The Grimsby Chums joined the 101st Brigade of the 34th Division where they were joined by the two battalions of the Edinburgh City Pals. The division moved to France in January 1916 and first saw action in the Battle of the Somme. On 1 July 1916, the first day on the Somme, the Grimsby Chums were in the first wave attacking the fortified village of La Boisselle, just south of the Albert–Bapaume road. To aid their attack, a massive mine, known as the Lochnagar mine, was detonated beneath the German trenches at 7.28 am, two minutes before Zero hour. At 7.30 am, the Grimsby Chums rushed forward to occupy the crater. Here many were trapped for the rest of the day, harassed by both German and British artillery.

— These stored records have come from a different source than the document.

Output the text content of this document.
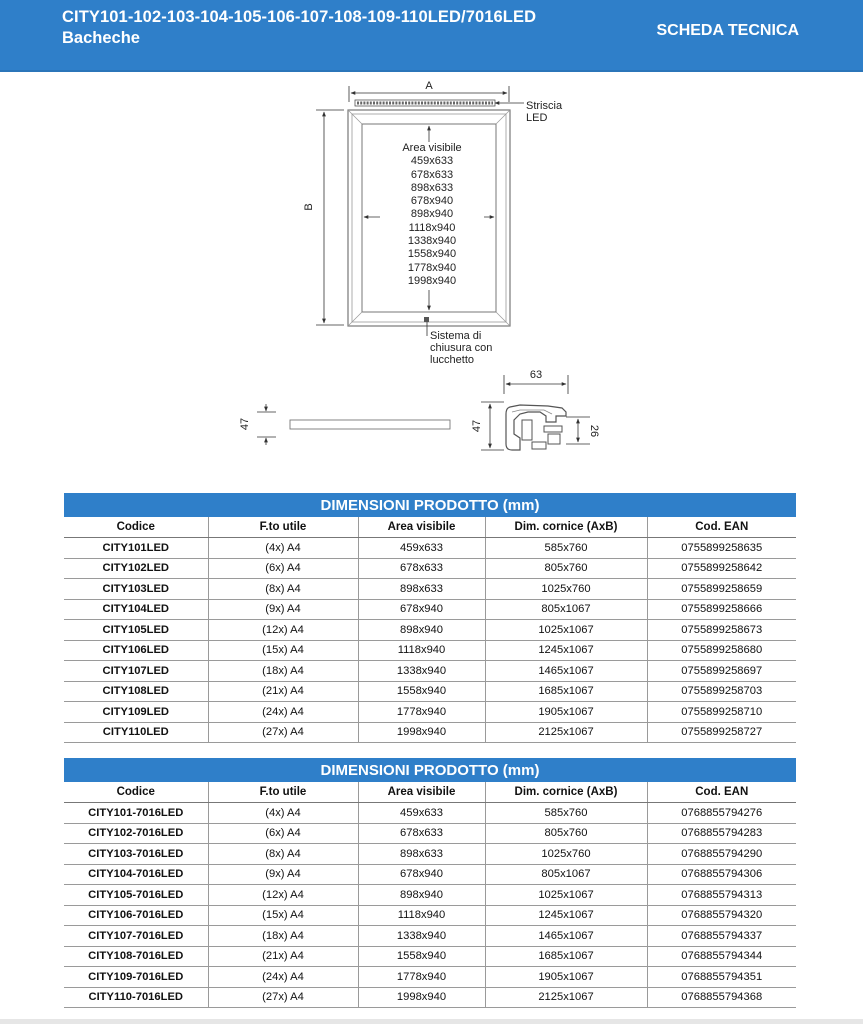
CITY101-102-103-104-105-106-107-108-109-110LED/7016LED
Bacheche	SCHEDA TECNICA
A
B
63
47	47	26
Area visibile
459x633
678x633
898x633
678x940
898x940
1118x940
1338x940
1558x940
1778x940
1998x940
Striscia
LED
Sistema di
chiusura con
lucchetto
DIMENSIONI PRODOTTO (mm)
Codice	F.to utile	Area visibile	Dim. cornice (AxB)	Cod. EAN
CITY101LED	(4x) A4	459x633	585x760	0755899258635
CITY102LED	(6x) A4	678x633	805x760	0755899258642
CITY103LED	(8x) A4	898x633	1025x760	0755899258659
CITY104LED	(9x) A4	678x940	805x1067	0755899258666
CITY105LED	(12x) A4	898x940	1025x1067	0755899258673
CITY106LED	(15x) A4	1118x940	1245x1067	0755899258680
CITY107LED	(18x) A4	1338x940	1465x1067	0755899258697
CITY108LED	(21x) A4	1558x940	1685x1067	0755899258703
CITY109LED	(24x) A4	1778x940	1905x1067	0755899258710
CITY110LED	(27x) A4	1998x940	2125x1067	0755899258727
DIMENSIONI PRODOTTO (mm)
Codice	F.to utile	Area visibile	Dim. cornice (AxB)	Cod. EAN
CITY101-7016LED	(4x) A4	459x633	585x760	0768855794276
CITY102-7016LED	(6x) A4	678x633	805x760	0768855794283
CITY103-7016LED	(8x) A4	898x633	1025x760	0768855794290
CITY104-7016LED	(9x) A4	678x940	805x1067	0768855794306
CITY105-7016LED	(12x) A4	898x940	1025x1067	0768855794313
CITY106-7016LED	(15x) A4	1118x940	1245x1067	0768855794320
CITY107-7016LED	(18x) A4	1338x940	1465x1067	0768855794337
CITY108-7016LED	(21x) A4	1558x940	1685x1067	0768855794344
CITY109-7016LED	(24x) A4	1778x940	1905x1067	0768855794351
CITY110-7016LED	(27x) A4	1998x940	2125x1067	0768855794368
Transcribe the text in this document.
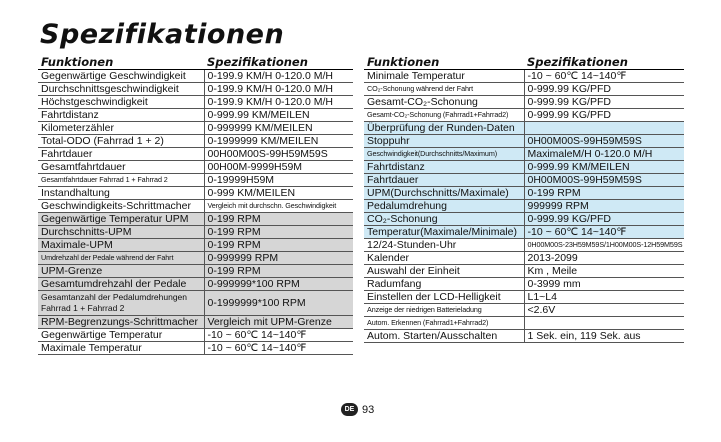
Spezifikationen
Funktionen	Spezifikationen
Gegenwärtige Geschwindigkeit	0-199.9 KM/H 0-120.0 M/H
Durchschnittsgeschwindigkeit	0-199.9 KM/H 0-120.0 M/H
Höchstgeschwindigkeit	0-199.9 KM/H 0-120.0 M/H
Fahrtdistanz	0-999.99 KM/MEILEN
Kilometerzähler	0-999999 KM/MEILEN
Total-ODO (Fahrrad 1 + 2)	0-1999999 KM/MEILEN
Fahrtdauer	00H00M00S-99H59M59S
Gesamtfahrtdauer	00H00M-9999H59M
Gesamtfahrtdauer Fahrrad 1 + Fahrrad 2	0-19999H59M
Instandhaltung	0-999 KM/MEILEN
Geschwindigkeits-Schrittmacher	Vergleich mit durchschn. Geschwindigkeit
Gegenwärtige Temperatur UPM	0-199 RPM
Durchschnitts-UPM	0-199 RPM
Maximale-UPM	0-199 RPM
Umdrehzahl der Pedale während der Fahrt	0-999999 RPM
UPM-Grenze	0-199 RPM
Gesamtumdrehzahl der Pedale	0-999999*100 RPM
Gesamtanzahl der Pedalumdrehungen Fahrrad 1 + Fahrrad 2	0-1999999*100 RPM
RPM-Begrenzungs-Schrittmacher	Vergleich mit UPM-Grenze
Gegenwärtige Temperatur	-10 ~ 60℃ 14~140℉
Maximale Temperatur	-10 ~ 60℃ 14~140℉
Funktionen	Spezifikationen
Minimale Temperatur	-10 ~ 60℃ 14~140℉
CO₂-Schonung während der Fahrt	0-999.99 KG/PFD
Gesamt-CO₂-Schonung	0-999.99 KG/PFD
Gesamt-CO₂-Schonung (Fahrrad1+Fahrrad2)	0-999.99 KG/PFD
Überprüfung der Runden-Daten	
Stoppuhr	0H00M00S-99H59M59S
Geschwindigkeit(Durchschnitts/Maximum)	MaximaleM/H 0-120.0 M/H
Fahrtdistanz	0-999.99 KM/MEILEN
Fahrtdauer	0H00M00S-99H59M59S
UPM(Durchschnitts/Maximale)	0-199 RPM
Pedalumdrehung	999999 RPM
CO₂-Schonung	0-999.99 KG/PFD
Temperatur(Maximale/Minimale)	-10 ~ 60℃ 14~140℉
12/24-Stunden-Uhr	0H00M00S-23H59M59S/1H00M00S-12H59M59S
Kalender	2013-2099
Auswahl der Einheit	Km , Meile
Radumfang	0-3999 mm
Einstellen der LCD-Helligkeit	L1~L4
Anzeige der niedrigen Batterieladung	<2.6V
Autom. Erkennen (Fahrrad1+Fahrrad2)	
Autom. Starten/Ausschalten	1 Sek. ein, 119 Sek. aus
DE 93
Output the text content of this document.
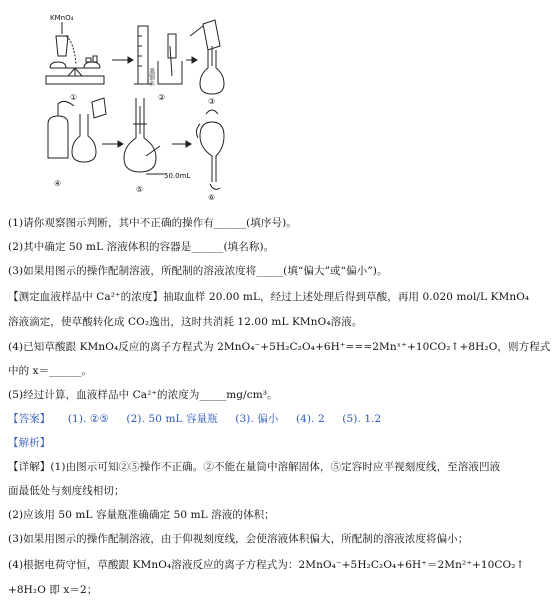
KMnO₄
蒸馏水
50.0mL
①	②	③
④
⑤
⑥
(1)请你观察图示判断，其中不正确的操作有______(填序号)。
(2)其中确定 50 mL 溶液体积的容器是______(填名称)。
(3)如果用图示的操作配制溶液，所配制的溶液浓度将_____(填“偏大”或“偏小”)。
【测定血液样品中 Ca²⁺的浓度】抽取血样 20.00 mL，经过上述处理后得到草酸，再用 0.020 mol/L KMnO₄
溶液滴定，使草酸转化成 CO₂逸出，这时共消耗 12.00 mL KMnO₄溶液。
(4)已知草酸跟 KMnO₄反应的离子方程式为 2MnO₄⁻+5H₂C₂O₄+6H⁺===2Mnˣ⁺+10CO₂↑+8H₂O，则方程式
中的 x＝______。
(5)经过计算，血液样品中 Ca²⁺的浓度为_____mg/cm³。
【答案】 (1). ②⑤ (2). 50 mL 容量瓶 (3). 偏小 (4). 2 (5). 1.2
【解析】
【详解】(1)由图示可知②⑤操作不正确。②不能在量筒中溶解固体，⑤定容时应平视刻度线，至溶液凹液
面最低处与刻度线相切；
(2)应该用 50 mL 容量瓶准确确定 50 mL 溶液的体积；
(3)如果用图示的操作配制溶液，由于仰视刻度线，会使溶液体积偏大，所配制的溶液浓度将偏小；
(4)根据电荷守恒，草酸跟 KMnO₄溶液反应的离子方程式为：2MnO₄⁻+5H₂C₂O₄+6H⁺＝2Mn²⁺+10CO₂↑
+8H₂O 即 x＝2；
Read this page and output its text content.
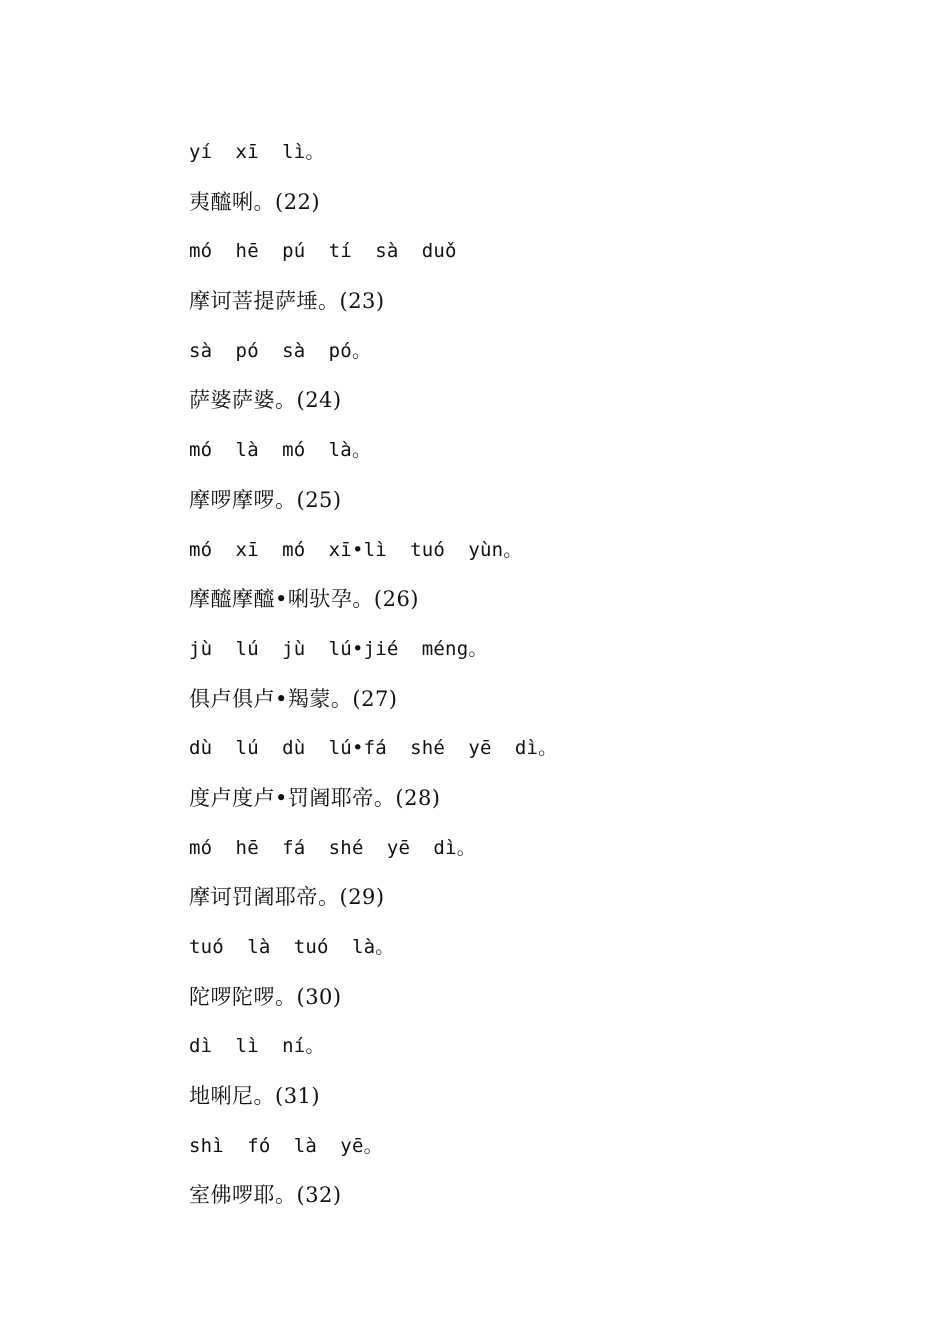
yí  xī  lì。
夷醯唎。(22)
mó  hē  pú  tí  sà  duǒ
摩诃菩提萨埵。(23)
sà  pó  sà  pó。
萨婆萨婆。(24)
mó  là  mó  là。
摩啰摩啰。(25)
mó  xī  mó  xī•lì  tuó  yùn。
摩醯摩醯•唎驮孕。(26)
jù  lú  jù  lú•jié  méng。
俱卢俱卢•羯蒙。(27)
dù  lú  dù  lú•fá  shé  yē  dì。
度卢度卢•罚阇耶帝。(28)
mó  hē  fá  shé  yē  dì。
摩诃罚阇耶帝。(29)
tuó  là  tuó  là。
陀啰陀啰。(30)
dì  lì  ní。
地唎尼。(31)
shì  fó  là  yē。
室佛啰耶。(32)
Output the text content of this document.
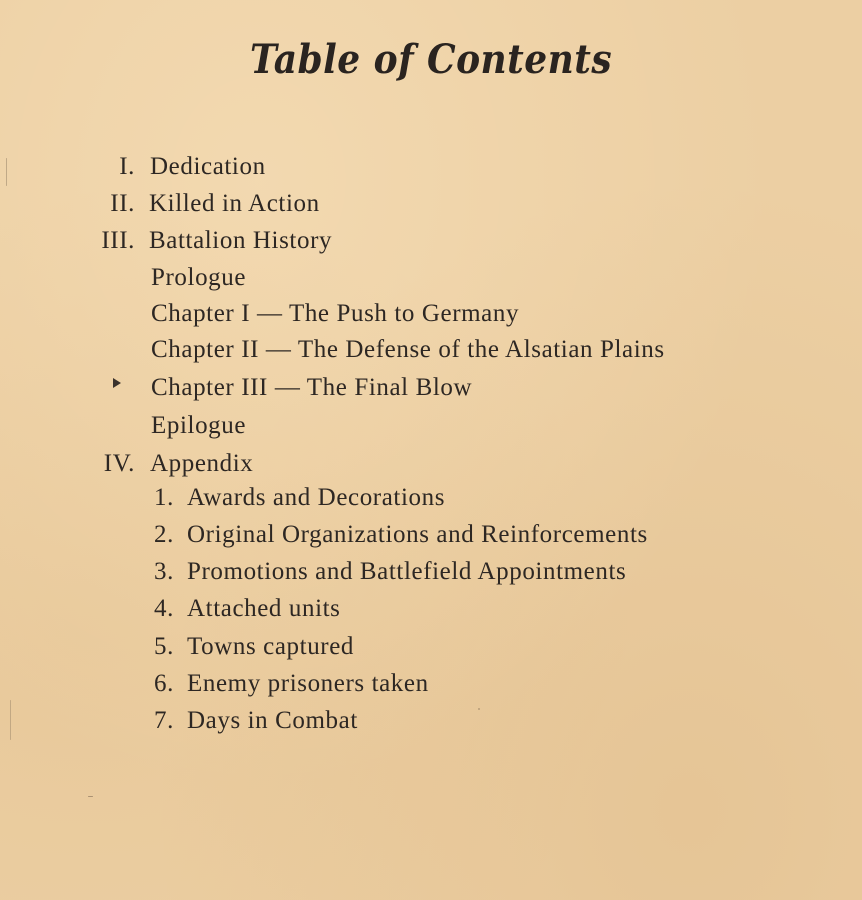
Table of Contents
I. Dedication
II. Killed in Action
III. Battalion History
Prologue
Chapter I — The Push to Germany
Chapter II — The Defense of the Alsatian Plains
Chapter III — The Final Blow
Epilogue
IV. Appendix
1. Awards and Decorations
2. Original Organizations and Reinforcements
3. Promotions and Battlefield Appointments
4. Attached units
5. Towns captured
6. Enemy prisoners taken
7. Days in Combat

A few of the Grimsby Chums made it into the German trenches. The only officer to make it was 2nd Lieutenant Harold P. Hendin who led five men to the German reserve trench (the third trench in the front-line system) and, gathering stragglers as the day progressed, he held off a series of German counter-attacks before having to retire. In total the Grimsby Chums suffered 502 casualties on 1 July; 15 officers and 487 other ranks. Only two of the officers came back unwounded, and only about 100 men.

In February 1918 the battalion moved to the 103rd Brigade, 34th Division. The 10th Battalion was disbanded on 3 June 1919.

A memorial in St James' Church, Grimsby, was erected to the memory of the 810 members of the 10th (Service) Battalion who were killed in action or died on service.